The Nadir asteroid may even have formed a pair with the Chicxulub asteroid, the team speculates. The two rocks could have been ripped apart by gravity while zooming past Earth on a previous loop around the sun. 

Collecting more evidence 

Not everyone is convinced that the structure Bray’s team found is an asteroid footprint.  

“It looks like an impact crater. But it could also be something else,” says Philippe Claeys. This geologist at Vrije Universiteit Brussel in Belgium also did not take part in the new study. Confirming Nadir is an impact crater will require drilling for solid evidence, he says. That evidence could be shocked quartz — a mineral forged by asteroid impacts. 

If not an impact crater, what is Nadir? Well, there are a few options. It could be a collapsed volcanic caldera, for instance. Or a squeezed body of salt called a salt diapir. 

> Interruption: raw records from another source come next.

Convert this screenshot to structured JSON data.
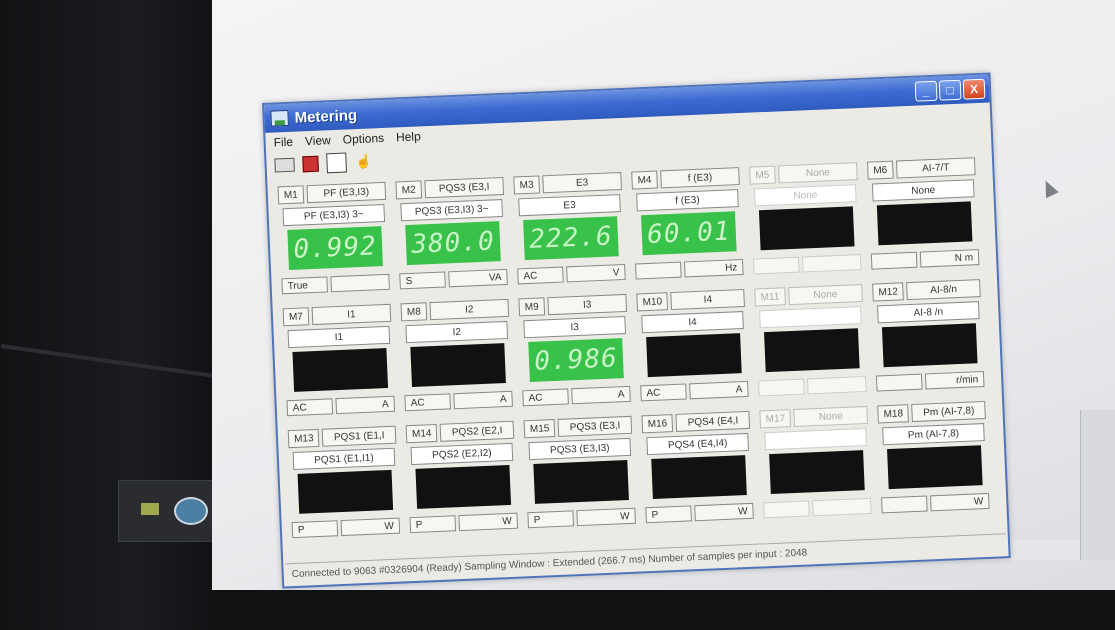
{
  "window": {
    "title": "Metering",
    "controls": {
      "minimize": "_",
      "maximize": "□",
      "close": "X"
    }
  },
  "menu": [
    "File",
    "View",
    "Options",
    "Help"
  ],
  "toolbar": [
    {
      "icon": "print-icon"
    },
    {
      "icon": "red-settings-icon"
    },
    {
      "icon": "copy-icon"
    },
    {
      "icon": "cursor-sequence-icon"
    }
  ],
  "meters": [
    {
      "id": "M1",
      "name": "PF (E3,I3)",
      "sub": "PF (E3,I3) 3~",
      "value": "0.992",
      "lit": true,
      "f1": "True",
      "f2": ""
    },
    {
      "id": "M2",
      "name": "PQS3 (E3,I",
      "sub": "PQS3 (E3,I3) 3~",
      "value": "380.0",
      "lit": true,
      "f1": "S",
      "f2": "VA"
    },
    {
      "id": "M3",
      "name": "E3",
      "sub": "E3",
      "value": "222.6",
      "lit": true,
      "f1": "AC",
      "f2": "V"
    },
    {
      "id": "M4",
      "name": "f (E3)",
      "sub": "f (E3)",
      "value": "60.01",
      "lit": true,
      "f1": "",
      "f2": "Hz"
    },
    {
      "id": "M5",
      "name": "None",
      "sub": "None",
      "value": "",
      "lit": false,
      "f1": "",
      "f2": "",
      "off": true
    },
    {
      "id": "M6",
      "name": "AI-7/T",
      "sub": "None",
      "value": "",
      "lit": false,
      "f1": "",
      "f2": "N m"
    },
    {
      "id": "M7",
      "name": "I1",
      "sub": "I1",
      "value": "",
      "lit": false,
      "f1": "AC",
      "f2": "A"
    },
    {
      "id": "M8",
      "name": "I2",
      "sub": "I2",
      "value": "",
      "lit": false,
      "f1": "AC",
      "f2": "A"
    },
    {
      "id": "M9",
      "name": "I3",
      "sub": "I3",
      "value": "0.986",
      "lit": true,
      "f1": "AC",
      "f2": "A"
    },
    {
      "id": "M10",
      "name": "I4",
      "sub": "I4",
      "value": "",
      "lit": false,
      "f1": "AC",
      "f2": "A"
    },
    {
      "id": "M11",
      "name": "None",
      "sub": "",
      "value": "",
      "lit": false,
      "f1": "",
      "f2": "",
      "off": true
    },
    {
      "id": "M12",
      "name": "AI-8/n",
      "sub": "AI-8 /n",
      "value": "",
      "lit": false,
      "f1": "",
      "f2": "r/min"
    },
    {
      "id": "M13",
      "name": "PQS1 (E1,I",
      "sub": "PQS1 (E1,I1)",
      "value": "",
      "lit": false,
      "f1": "P",
      "f2": "W"
    },
    {
      "id": "M14",
      "name": "PQS2 (E2,I",
      "sub": "PQS2 (E2,I2)",
      "value": "",
      "lit": false,
      "f1": "P",
      "f2": "W"
    },
    {
      "id": "M15",
      "name": "PQS3 (E3,I",
      "sub": "PQS3 (E3,I3)",
      "value": "",
      "lit": false,
      "f1": "P",
      "f2": "W"
    },
    {
      "id": "M16",
      "name": "PQS4 (E4,I",
      "sub": "PQS4 (E4,I4)",
      "value": "",
      "lit": false,
      "f1": "P",
      "f2": "W"
    },
    {
      "id": "M17",
      "name": "None",
      "sub": "",
      "value": "",
      "lit": false,
      "f1": "",
      "f2": "",
      "off": true
    },
    {
      "id": "M18",
      "name": "Pm (AI-7,8)",
      "sub": "Pm (AI-7,8)",
      "value": "",
      "lit": false,
      "f1": "",
      "f2": "W"
    }
  ],
  "status": "Connected to 9063 #0326904 (Ready)  Sampling Window : Extended (266.7 ms)  Number of samples per input : 2048"
}
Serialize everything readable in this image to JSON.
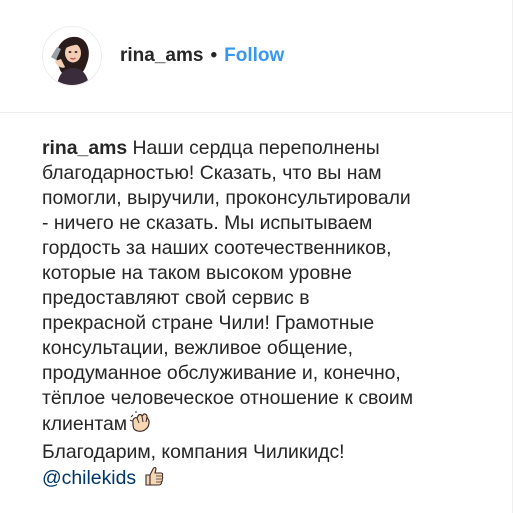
{
  "header": {
    "username": "rina_ams",
    "separator": "•",
    "follow_label": "Follow"
  },
  "caption": {
    "username": "rina_ams",
    "lines": [
      "Наши сердца переполнены",
      "благодарностью! Сказать, что вы нам",
      "помогли, выручили, проконсультировали",
      "- ничего не сказать. Мы испытываем",
      "гордость за наших соотечественников,",
      "которые на таком высоком уровне",
      "предоставляют свой сервис в",
      "прекрасной стране Чили! Грамотные",
      "консультации, вежливое общение,",
      "продуманное обслуживание и, конечно,",
      "тёплое человеческое отношение к своим",
      "клиентам"
    ],
    "thanks_line": "Благодарим, компания Чиликидс!",
    "mention": "@chilekids",
    "emoji_clapping": "clapping-hands-icon",
    "emoji_thumbs": "thumbs-up-icon"
  },
  "colors": {
    "text": "#262626",
    "link_blue": "#3897f0",
    "mention": "#003569",
    "divider": "#efefef"
  }
}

Even if Nadir was made by an asteroid, that doesn’t mean it helped kill off the dinosaurs. The structure’s age is still uncertain. Seismic data suggest it formed around 66 million years ago or maybe a little later, Claeys says. “But that’s around the best they can say.” Drilling in the crater for minerals that contain radioactive elements could provide a more precise date. 

Bray and her colleagues now want to collect samples from the crater. They hope to drill in 2024. That may settle some of the debate about Nadir’s origins, Bray says. But new questions will probably arise. “If we do prove that this is the sister of the dinosaur killer,” she says, “then how many other siblings are there?”